Wakil Ketua Komisi ll DPR RI sekaligus politisi dari fraksi Partai Kebangkitan Bangsa (PKB) Lukman Hakim mengatakan "Terbitnya aturan yang memaksa rakyat menjadi peserta BPJS Kesehatan dengan menjadikan syarat dalam layanan pertanahan merupakan bagian dari praktek kekuasaan yang konyol, irasional, dan sewenang-wenang," ucapnya pada Sabtu (19/2/2022).
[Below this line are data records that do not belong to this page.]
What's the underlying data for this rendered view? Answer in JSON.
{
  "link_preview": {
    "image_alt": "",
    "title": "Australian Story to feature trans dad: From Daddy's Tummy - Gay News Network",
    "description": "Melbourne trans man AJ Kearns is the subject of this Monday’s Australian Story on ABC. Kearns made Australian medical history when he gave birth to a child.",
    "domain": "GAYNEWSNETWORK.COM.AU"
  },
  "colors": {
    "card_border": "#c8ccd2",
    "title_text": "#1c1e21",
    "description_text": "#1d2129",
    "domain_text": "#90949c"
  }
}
Pengamat kebijakan publik Trubus Rahardiansyah menyarankan agar pemerintah lebih meningkatkan transparansi pengelolaan BPJS Kesehatan dan pelayanannya untuk menarik masyarakat menjadi peserta tidak harus memaksa BPJS Kesehatan menjadi syarat jual-beli tanah. (tribbunnewbogor.com, 20/2/2022)
Lahirnya kebijakan yang mengharuskan kepesertaan BPJS Kesehatan dalam beberapa layanan publik mengesankan negara memaksakan kehendaknya untuk menarik uang rakyat.
Kesehatan adalah kebutuhan yang mendasar yang wajib dipenuhi oleh negara. Jaminan kesehatan seharusnya dijamin pelayanannya atau pembiayaannya.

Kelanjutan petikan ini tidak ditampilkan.